隣を歩く少女は僕を覗き込むようにしてそう言った。


「え、いいの?」


「まぁ、あの町に泊まる場所なんてあんまりありませんから」

まるで何でも知っているかのように少女は言う。


アスファルトの照り返しでじりりと焼けた肌の上をやわらかい風がさらりとさらっていった。


「たぶん、もうすぐだと思います。

あの、灯台の見えるあたりです」


どこまでも方図なく続く、海と陸の境目。海岸線と呼ばれるそれを、舗道がくねくねとなぞっている。


そして、区切れを入れるかのよう。

まるで海から引っ張られたかのようにのびた岬から、青空に向かって真っ白な灯台がのびていた。


結構遠いようで、

「案外近いんだな」


そう、なんというか微妙な距離感だったのだ。

往路より帰路のほうが長く感じるみたいな、そんな感じの漠然とした、ちぐはぐな感覚。



ゴトン、という音をたててスーツケースが小さな石にひっかかる。

両手で少し重たいそれを持ち上げてから再び歩き出すと、少女が尋ねてきた。


「そのでっかいの、何が入ってるんですか?」


「ああ、これ。たぶん着替えだと思うんだけど、」


すると、えっ、と少女は驚いたように、

「いったい何日この町にいる予定なんですか」

と大きな声で聞いてくる。


「実は、まだ決めていないんだ。

というか、もっと重大なことがあって、」


「なんです?」


「実は、スーツケースの鍵が開かなくなっちゃったんだ」


「なくしちゃったんですか?」

少女は聞く。


「そうじゃなくて、持ってきた鍵がなぜか鍵穴に合わなかったんだ」


足を止めて、ごそごそとポケットをまさぐる。


「どれどれ」

と少女も覗き込んできた。


しゃがみこんで、スーツケースを前にする。

鍵をつっこんで、がちがちといわせるけど、やはり奥まではささらない。


「それじゃあ、この鍵は何の鍵なんでしょう」

少女は心底疑問だという感じで聞いてくる。


「う~ん、どうなんだろ」


麦わら帽子のつばが、ちょこんと肩にぶつかる。


しゃがんでいると、陽ざしをより強く感じる気がした。

あつい。 帽子が欲しい。


案外、スーツケースからの熱放射だったりして。


日陰に早くたどり着きたい僕は、

「これはなんとかするよ。

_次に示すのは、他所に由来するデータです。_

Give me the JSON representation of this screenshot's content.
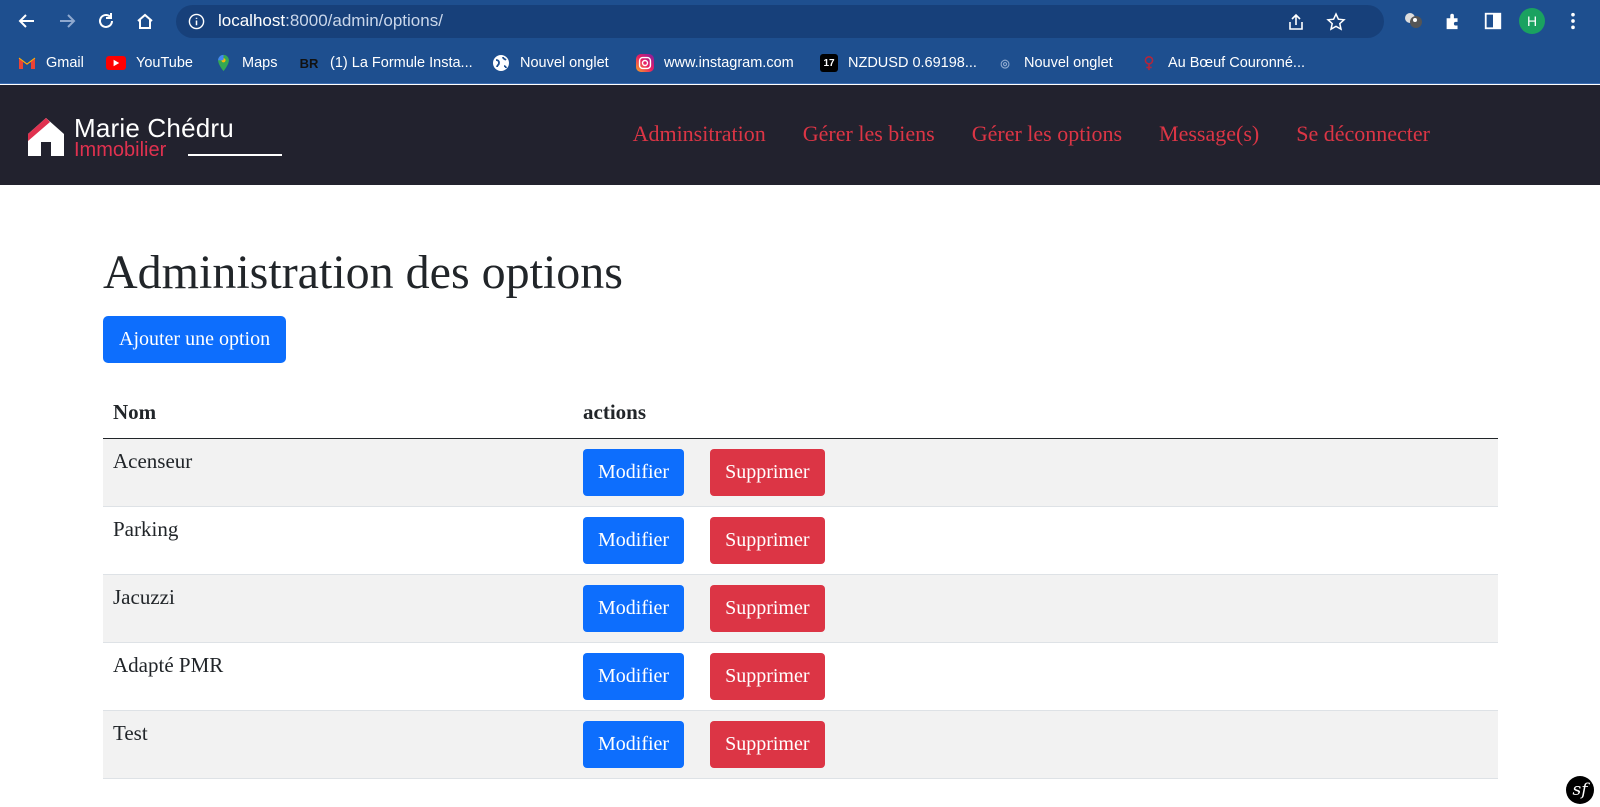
{
  "browser": {
    "url_host": "localhost",
    "url_path": ":8000/admin/options/",
    "profile_initial": "H",
    "bookmarks": [
      {
        "label": "Gmail",
        "icon": "gmail-icon"
      },
      {
        "label": "YouTube",
        "icon": "youtube-icon"
      },
      {
        "label": "Maps",
        "icon": "maps-icon"
      },
      {
        "label": "(1) La Formule Insta...",
        "icon": "br-icon"
      },
      {
        "label": "Nouvel onglet",
        "icon": "globe-icon"
      },
      {
        "label": "www.instagram.com",
        "icon": "instagram-icon"
      },
      {
        "label": "NZDUSD 0.69198...",
        "icon": "tradingview-icon"
      },
      {
        "label": "Nouvel onglet",
        "icon": "generic-page-icon"
      },
      {
        "label": "Au Bœuf Couronné...",
        "icon": "restaurant-icon"
      }
    ]
  },
  "site": {
    "logo_name": "Marie Chédru",
    "logo_sub": "Immobilier",
    "nav": [
      "Adminsitration",
      "Gérer les biens",
      "Gérer les options",
      "Message(s)",
      "Se déconnecter"
    ]
  },
  "main": {
    "title": "Administration des options",
    "add_button": "Ajouter une option",
    "table": {
      "headers": [
        "Nom",
        "actions"
      ],
      "edit_label": "Modifier",
      "delete_label": "Supprimer",
      "rows": [
        "Acenseur",
        "Parking",
        "Jacuzzi",
        "Adapté PMR",
        "Test"
      ]
    }
  },
  "colors": {
    "primary": "#0d6efd",
    "danger": "#dc3545",
    "header_bg": "#22222e",
    "browser_bg": "#1e4f8f"
  },
  "debug_badge": "sf"
}
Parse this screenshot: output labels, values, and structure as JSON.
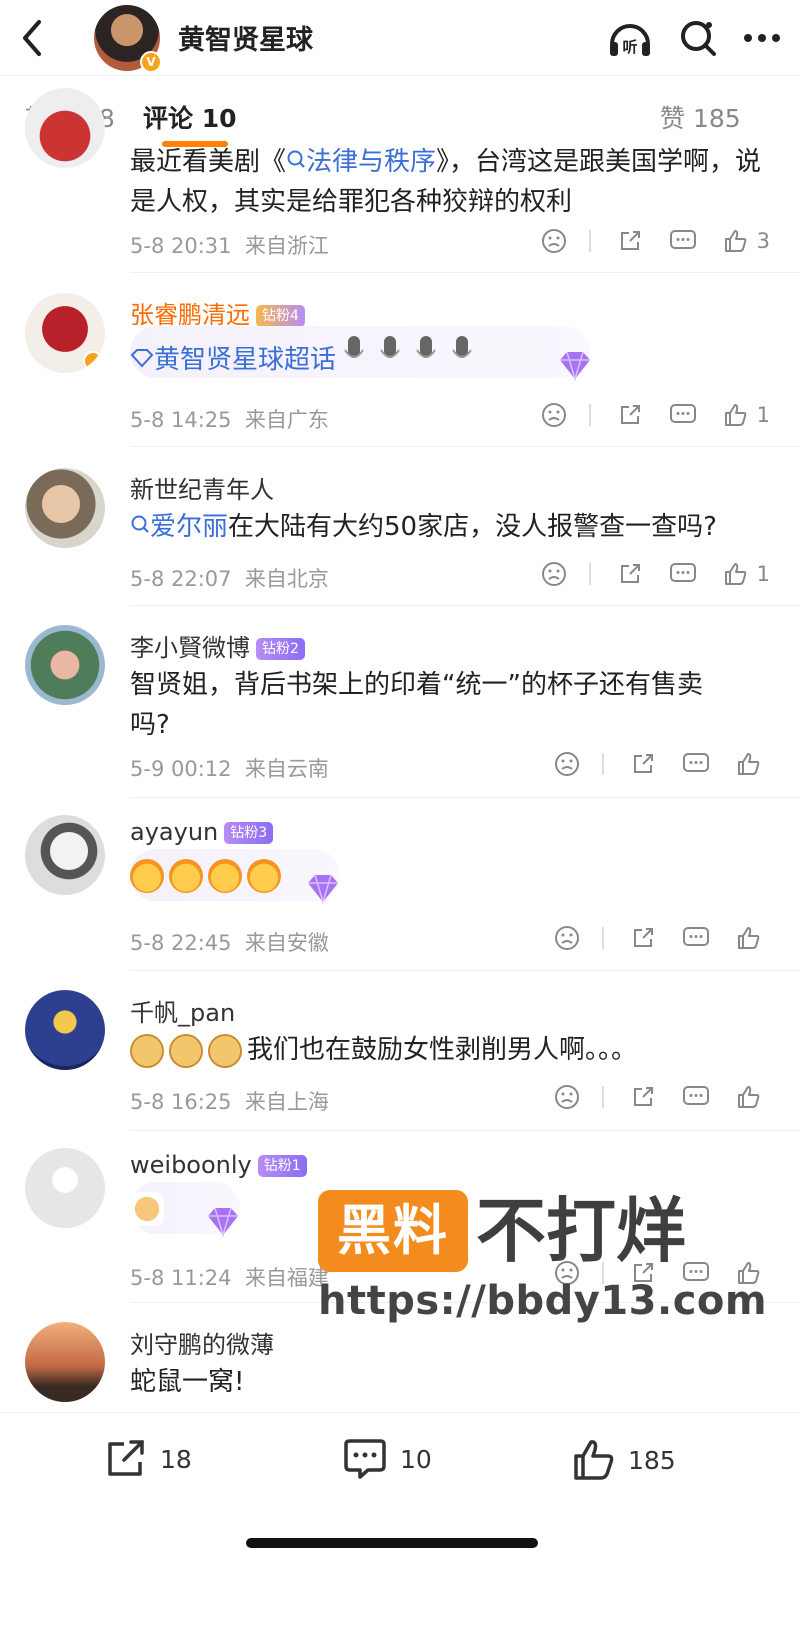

近くなんだし、早く町まで行っちゃおう」

といって、立ち上がる。


少女は、

「どうやってなんとかするんですか、それ。というか着替えも」

と、言いながらも先を歩く僕に小走りでついてきた。




歩きながら少しずつ大きくなる灯台を見つめていると、近くなっているのにどこか遠いような気がして、やはりこれは帰り道なのかもしれない。